Andy Murray Went Off About A Women's Soccer Player Being Asked To "Twerk"
"Why do women still have to put up with that shit?"
British tennis star Andy Murray has spoken out against sexism after Women's Ballon d'Or winner Ada Hegerberg was asked if she could "twerk" following her historic win.
You may be wondering why there was so much chatter around yesterday evening's prestigious France Football ceremony, where the award was presented to world-class football talent.
The full story is that Hegerberg, a 23-year-old from Norway who plays for Lyon in France, was being presented with the inaugural Women's Ballon d'Or when the host, DJ Martin Solveig, asked her if she knew how to "twerk". Hegerberg quickly replied "no", but the awkward exchange has been viewed by millions and has caused outrage, with many labelling it another example of sexism in sport.

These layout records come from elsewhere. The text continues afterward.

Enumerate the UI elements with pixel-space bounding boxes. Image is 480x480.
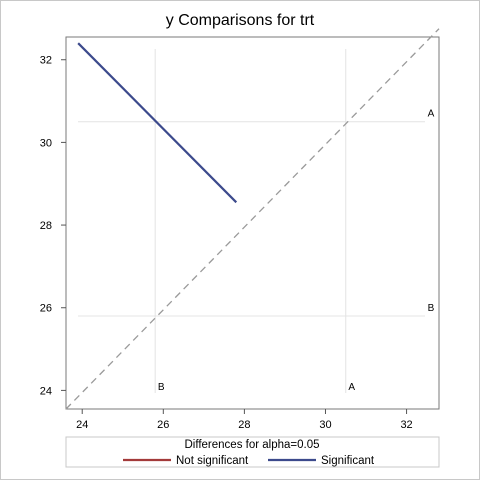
x-tick-label: 28 [238,419,250,431]
legend-box [65,436,440,468]
x-tick-label: 26 [157,419,169,431]
group-label-bottom: B [158,382,165,393]
legend-label: Significant [321,455,375,467]
x-tick-label: 30 [319,419,331,431]
plot-area-border [65,36,440,410]
y-tick-label: 32 [40,55,52,67]
group-label-right: B [428,303,435,314]
series-line-significant [77,42,238,204]
y-tick-label: 30 [40,137,52,149]
legend-label: Not significant [176,455,249,467]
x-tick-label: 24 [76,419,88,431]
x-tick-label: 32 [400,419,412,431]
y-tick-label: 28 [40,220,52,232]
group-label-right: A [428,109,435,120]
legend: Differences for alpha=0.05 Not significa… [65,436,440,468]
y-tick-label: 24 [40,385,52,397]
legend-title: Differences for alpha=0.05 [184,439,319,451]
chart-title: y Comparisons for trt [166,12,315,29]
diagonal-reference-line [65,28,440,410]
y-tick-label: 26 [40,303,52,315]
group-label-bottom: A [348,382,355,393]
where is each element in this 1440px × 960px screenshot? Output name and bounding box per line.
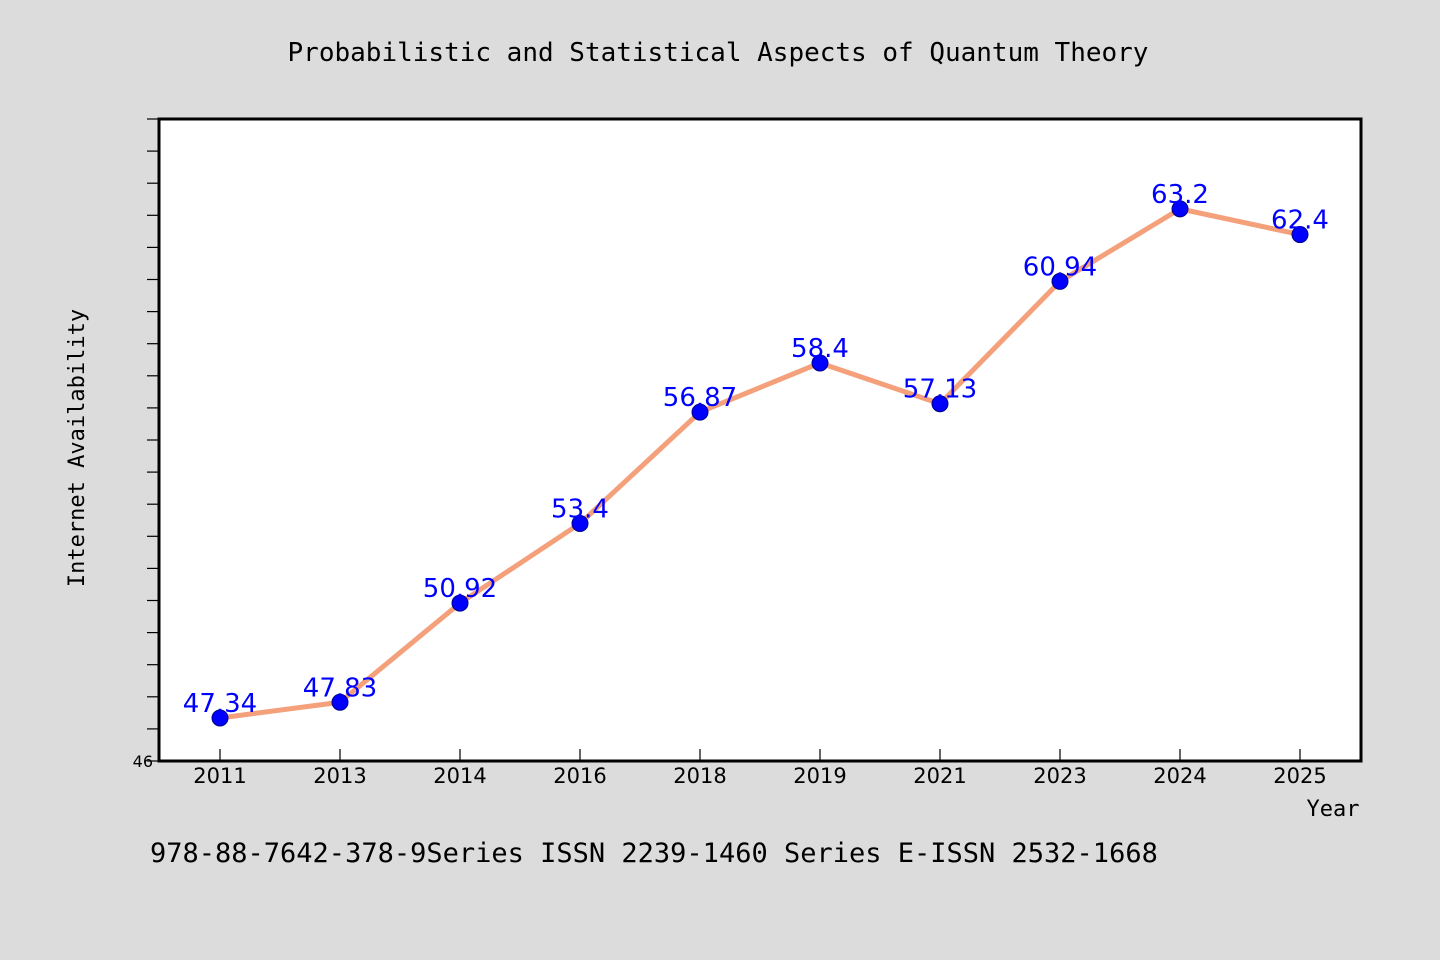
y-axis-ticks: 46 (133, 118, 159, 771)
data-label: 63.2 (1151, 180, 1209, 210)
data-label: 47.34 (183, 689, 257, 719)
x-tick-label: 2011 (193, 764, 246, 788)
data-point-marker (931, 395, 949, 413)
series-line (217, 206, 1303, 721)
x-tick-label: 2014 (433, 764, 486, 788)
chart-title: Probabilistic and Statistical Aspects of… (288, 38, 1149, 68)
x-tick-label: 2013 (313, 764, 366, 788)
data-point-marker (571, 514, 589, 532)
data-point-marker (691, 403, 709, 421)
data-label: 57.13 (903, 375, 977, 405)
x-tick-label: 2019 (793, 764, 846, 788)
y-tick-label: 46 (133, 752, 153, 771)
y-axis-title: Internet Availability (65, 309, 90, 587)
footer-isbn-text: 978-88-7642-378-9Series ISSN 2239-1460 S… (150, 838, 1158, 869)
x-tick-label: 2024 (1153, 764, 1206, 788)
data-point-marker (1291, 226, 1309, 244)
series-line-group (217, 206, 1303, 721)
x-axis-title: Year (1307, 797, 1360, 822)
data-point-marker (451, 594, 469, 612)
data-point-marker (1051, 272, 1069, 290)
data-point-marker (331, 693, 349, 711)
data-label: 62.4 (1271, 206, 1329, 236)
data-label: 53.4 (551, 494, 609, 524)
data-label: 60.94 (1023, 252, 1097, 282)
x-tick-label: 2021 (913, 764, 966, 788)
data-label: 56.87 (663, 383, 737, 413)
data-label: 58.4 (791, 334, 849, 364)
plot-area (157, 117, 1363, 763)
x-tick-label: 2025 (1273, 764, 1326, 788)
x-tick-label: 2023 (1033, 764, 1086, 788)
data-point-marker (211, 709, 229, 727)
data-point-marker (1171, 200, 1189, 218)
data-label: 50.92 (423, 574, 497, 604)
data-labels: 47.34 47.83 50.92 53.4 56.87 58.4 57.13 60.94 63… (183, 180, 1329, 719)
x-tick-label: 2016 (553, 764, 606, 788)
x-tick-label: 2018 (673, 764, 726, 788)
x-axis-ticks: 2011 2013 2014 2016 2018 2019 2021 2023 2024 2025 (193, 749, 1327, 788)
data-point-marker (811, 354, 829, 372)
data-label: 47.83 (303, 673, 377, 703)
data-markers (211, 200, 1309, 727)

Solveig later apologised and blamed the incident on "a distortion of my English level and my English culture level, which is obviously not enough".
Murray definitely wasn't a fan of the moment either.
Murray wrote on his Instagram story: "Another example of the ridiculous sexism that still exists in sport."
The 31-year-old doubled down on his position and followed up with some very important questions.
Murray wrote: "Why do woman still have to put up with that shit? What questions did they ask Mbappe and Modric? I'd imagine something to do with football. And to everyone who thinks people are overreacting and it was just a joke.. It wasn't."
The awards show recognises the best football players in the world, and last night's ceremony saw Real Madrid's Luca Modric winning the men's category and Paris Saint-Germain's Kylian Mbappe lifting the youth prize. Murray noted that neither man would likely be asked the same type of questions that Hegerberg was asked.
He added: "I've been involved in sport my whole life and the level of sexism is unreal."
The Olympic gold medalist describes himself as a feminist and is an advocate for equal pay. Murray's consistency on his position has earned him the admiration of fellow athletes who count him as an ally, including the likes of Serena Williams, who told ESPN in 2016: "I don't think there's a woman player — and there really shouldn't be a female athlete — that is not totally supportive of Andy Murray. He has spoken up for women's issues and women's rights, especially in tennis, forever and he does it again."